The only PT Boat Journal on the web: http://www.PT171.org
And if you want to know the law, check the code, don't go on a feeling or belief.
Food not Bombs is a nice platitude but it breaks down when you notice that the Bombees are usually well fed
The media companies are asserting that if a technology is primarily used for illegal activity, then it should be banned.
Since there are statistics showing that a majority of email is now SPAM, which is illegal, shouldn't we have to shut down email as well?
...most every filesharing program is used by 99% of its users for illegal activity.
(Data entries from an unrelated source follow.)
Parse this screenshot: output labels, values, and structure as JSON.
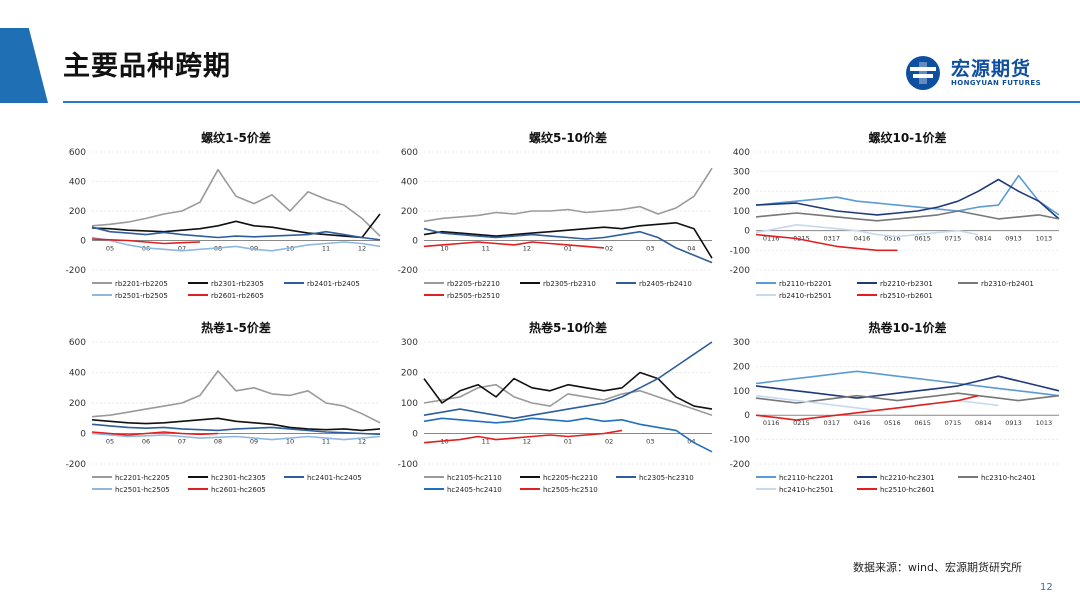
{
  "page": {
    "title": "主要品种跨期",
    "logo_cn": "宏源期货",
    "logo_en": "HONGYUAN FUTURES",
    "source": "数据来源：wind、宏源期货研究所",
    "page_number": "12",
    "brand_color": "#1f6fb5"
  },
  "chart_data": [
    {
      "id": "rb15",
      "type": "line",
      "title": "螺纹1-5价差",
      "ylim": [
        -200,
        600
      ],
      "yticks": [
        -200,
        0,
        200,
        400,
        600
      ],
      "xticks": [
        "05",
        "06",
        "07",
        "08",
        "09",
        "10",
        "11",
        "12"
      ],
      "series": [
        {
          "name": "rb2201-rb2205",
          "color": "#9a9a9a",
          "values": [
            100,
            110,
            125,
            150,
            180,
            200,
            260,
            480,
            300,
            250,
            310,
            200,
            330,
            280,
            240,
            150,
            30
          ]
        },
        {
          "name": "rb2301-rb2305",
          "color": "#111111",
          "values": [
            85,
            80,
            70,
            65,
            60,
            70,
            80,
            100,
            130,
            100,
            90,
            70,
            50,
            40,
            30,
            20,
            180
          ]
        },
        {
          "name": "rb2401-rb2405",
          "color": "#2f5d9e",
          "values": [
            90,
            60,
            50,
            40,
            55,
            40,
            30,
            20,
            30,
            25,
            30,
            35,
            40,
            60,
            40,
            20,
            5
          ]
        },
        {
          "name": "rb2501-rb2505",
          "color": "#8fb8e0",
          "values": [
            20,
            0,
            -30,
            -50,
            -60,
            -70,
            -60,
            -50,
            -40,
            -60,
            -70,
            -50,
            -30,
            -20,
            -10,
            -20,
            -40
          ]
        },
        {
          "name": "rb2601-rb2605",
          "color": "#e02020",
          "values": [
            10,
            5,
            0,
            -10,
            -20,
            -15,
            -10
          ]
        }
      ]
    },
    {
      "id": "rb510",
      "type": "line",
      "title": "螺纹5-10价差",
      "ylim": [
        -200,
        600
      ],
      "yticks": [
        -200,
        0,
        200,
        400,
        600
      ],
      "xticks": [
        "10",
        "11",
        "12",
        "01",
        "02",
        "03",
        "04"
      ],
      "series": [
        {
          "name": "rb2205-rb2210",
          "color": "#9a9a9a",
          "values": [
            130,
            150,
            160,
            170,
            190,
            180,
            200,
            200,
            210,
            190,
            200,
            210,
            230,
            180,
            220,
            300,
            490
          ]
        },
        {
          "name": "rb2305-rb2310",
          "color": "#111111",
          "values": [
            40,
            60,
            50,
            40,
            30,
            40,
            50,
            60,
            70,
            80,
            90,
            80,
            100,
            110,
            120,
            80,
            -120
          ]
        },
        {
          "name": "rb2405-rb2410",
          "color": "#2f5d9e",
          "values": [
            80,
            50,
            40,
            30,
            20,
            30,
            40,
            30,
            20,
            10,
            20,
            40,
            60,
            20,
            -50,
            -100,
            -150
          ]
        },
        {
          "name": "rb2505-rb2510",
          "color": "#e02020",
          "values": [
            -40,
            -30,
            -20,
            -10,
            -20,
            -30,
            -10,
            -20,
            -30,
            -40,
            -50
          ]
        }
      ]
    },
    {
      "id": "rb101",
      "type": "line",
      "title": "螺纹10-1价差",
      "ylim": [
        -200,
        400
      ],
      "yticks": [
        -200,
        -100,
        0,
        100,
        200,
        300,
        400
      ],
      "xticks": [
        "0116",
        "0215",
        "0317",
        "0416",
        "0516",
        "0615",
        "0715",
        "0814",
        "0913",
        "1013"
      ],
      "series": [
        {
          "name": "rb2110-rb2201",
          "color": "#5b9bd5",
          "values": [
            130,
            140,
            150,
            160,
            170,
            150,
            140,
            130,
            120,
            110,
            100,
            120,
            130,
            280,
            150,
            80
          ]
        },
        {
          "name": "rb2210-rb2301",
          "color": "#1f3a7a",
          "values": [
            130,
            135,
            140,
            120,
            100,
            90,
            80,
            90,
            100,
            120,
            150,
            200,
            260,
            200,
            150,
            60
          ]
        },
        {
          "name": "rb2310-rb2401",
          "color": "#777777",
          "values": [
            70,
            80,
            90,
            80,
            70,
            60,
            50,
            60,
            70,
            80,
            100,
            80,
            60,
            70,
            80,
            60
          ]
        },
        {
          "name": "rb2410-rb2501",
          "color": "#c7d9ee",
          "values": [
            -10,
            10,
            30,
            20,
            10,
            0,
            -20,
            -30,
            -20,
            -10,
            0,
            -20
          ]
        },
        {
          "name": "rb2510-rb2601",
          "color": "#e02020",
          "values": [
            -20,
            -30,
            -40,
            -60,
            -80,
            -90,
            -100,
            -100
          ]
        }
      ]
    },
    {
      "id": "hc15",
      "type": "line",
      "title": "热卷1-5价差",
      "ylim": [
        -200,
        600
      ],
      "yticks": [
        -200,
        0,
        200,
        400,
        600
      ],
      "xticks": [
        "05",
        "06",
        "07",
        "08",
        "09",
        "10",
        "11",
        "12"
      ],
      "series": [
        {
          "name": "hc2201-hc2205",
          "color": "#9a9a9a",
          "values": [
            110,
            120,
            140,
            160,
            180,
            200,
            250,
            410,
            280,
            300,
            260,
            250,
            280,
            200,
            180,
            130,
            70
          ]
        },
        {
          "name": "hc2301-hc2305",
          "color": "#111111",
          "values": [
            90,
            80,
            70,
            65,
            70,
            80,
            90,
            100,
            80,
            70,
            60,
            40,
            30,
            25,
            30,
            20,
            30
          ]
        },
        {
          "name": "hc2401-hc2405",
          "color": "#2f5d9e",
          "values": [
            60,
            50,
            40,
            35,
            40,
            30,
            25,
            20,
            30,
            35,
            40,
            30,
            20,
            10,
            5,
            0,
            -5
          ]
        },
        {
          "name": "hc2501-hc2505",
          "color": "#8fb8e0",
          "values": [
            0,
            -10,
            -20,
            -15,
            -10,
            -20,
            -30,
            -25,
            -20,
            -30,
            -40,
            -30,
            -20,
            -30,
            -40,
            -30,
            -20
          ]
        },
        {
          "name": "hc2601-hc2605",
          "color": "#e02020",
          "values": [
            10,
            0,
            -10,
            0,
            10,
            0,
            -5,
            0
          ]
        }
      ]
    },
    {
      "id": "hc510",
      "type": "line",
      "title": "热卷5-10价差",
      "ylim": [
        -100,
        300
      ],
      "yticks": [
        -100,
        0,
        100,
        200,
        300
      ],
      "xticks": [
        "10",
        "11",
        "12",
        "01",
        "02",
        "03",
        "04"
      ],
      "series": [
        {
          "name": "hc2105-hc2110",
          "color": "#9a9a9a",
          "values": [
            100,
            110,
            120,
            150,
            160,
            120,
            100,
            90,
            130,
            120,
            110,
            130,
            140,
            120,
            100,
            80,
            60
          ]
        },
        {
          "name": "hc2205-hc2210",
          "color": "#111111",
          "values": [
            180,
            100,
            140,
            160,
            120,
            180,
            150,
            140,
            160,
            150,
            140,
            150,
            200,
            180,
            120,
            90,
            80
          ]
        },
        {
          "name": "hc2305-hc2310",
          "color": "#2f5d9e",
          "values": [
            60,
            70,
            80,
            70,
            60,
            50,
            60,
            70,
            80,
            90,
            100,
            120,
            150,
            180,
            220,
            260,
            300
          ]
        },
        {
          "name": "hc2405-hc2410",
          "color": "#1f70c0",
          "values": [
            40,
            50,
            45,
            40,
            35,
            40,
            50,
            45,
            40,
            50,
            40,
            45,
            30,
            20,
            10,
            -30,
            -60
          ]
        },
        {
          "name": "hc2505-hc2510",
          "color": "#e02020",
          "values": [
            -30,
            -25,
            -20,
            -10,
            -20,
            -15,
            -10,
            -5,
            -10,
            -5,
            0,
            10
          ]
        }
      ]
    },
    {
      "id": "hc101",
      "type": "line",
      "title": "热卷10-1价差",
      "ylim": [
        -200,
        300
      ],
      "yticks": [
        -200,
        -100,
        0,
        100,
        200,
        300
      ],
      "xticks": [
        "0116",
        "0215",
        "0317",
        "0416",
        "0516",
        "0615",
        "0715",
        "0814",
        "0913",
        "1013"
      ],
      "series": [
        {
          "name": "hc2110-hc2201",
          "color": "#5b9bd5",
          "values": [
            130,
            140,
            150,
            160,
            170,
            180,
            170,
            160,
            150,
            140,
            130,
            120,
            110,
            100,
            90,
            80
          ]
        },
        {
          "name": "hc2210-hc2301",
          "color": "#1f3a7a",
          "values": [
            120,
            110,
            100,
            90,
            80,
            70,
            80,
            90,
            100,
            110,
            120,
            140,
            160,
            140,
            120,
            100
          ]
        },
        {
          "name": "hc2310-hc2401",
          "color": "#777777",
          "values": [
            70,
            60,
            50,
            60,
            70,
            80,
            70,
            60,
            70,
            80,
            90,
            80,
            70,
            60,
            70,
            80
          ]
        },
        {
          "name": "hc2410-hc2501",
          "color": "#c7d9ee",
          "values": [
            80,
            70,
            60,
            50,
            40,
            30,
            20,
            30,
            40,
            50,
            60,
            50,
            40
          ]
        },
        {
          "name": "hc2510-hc2601",
          "color": "#e02020",
          "values": [
            0,
            -10,
            -20,
            -10,
            0,
            10,
            20,
            30,
            40,
            50,
            60,
            80
          ]
        }
      ]
    }
  ]
}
The problem is that each country has its own copyright laws and laws regulating what is considered a crime over the internet. For example, here in Canada it's illegal to upload copyright files, but not illegal to download them. And when it's P2P, the argument can be made that nobody is uploading (since the P2P service is not being used to transport media to or or store media on a server or webpage) and everyone is downloading. The Internet is a means of international communication, and P2P networks serve not only the United States but the entire world. How can MGM argue that tools like Grokster and its like do not have the legal right to exist if the "illegal" actions that take place under services are not illegal everywhere? MGM could potentially argue that stricter bans/filtering/whatnot are necessary within areas in which downloading of copyrighted material is a crime, or that Grokster work with law enforcement in a way similar to phone companies, but that's about all.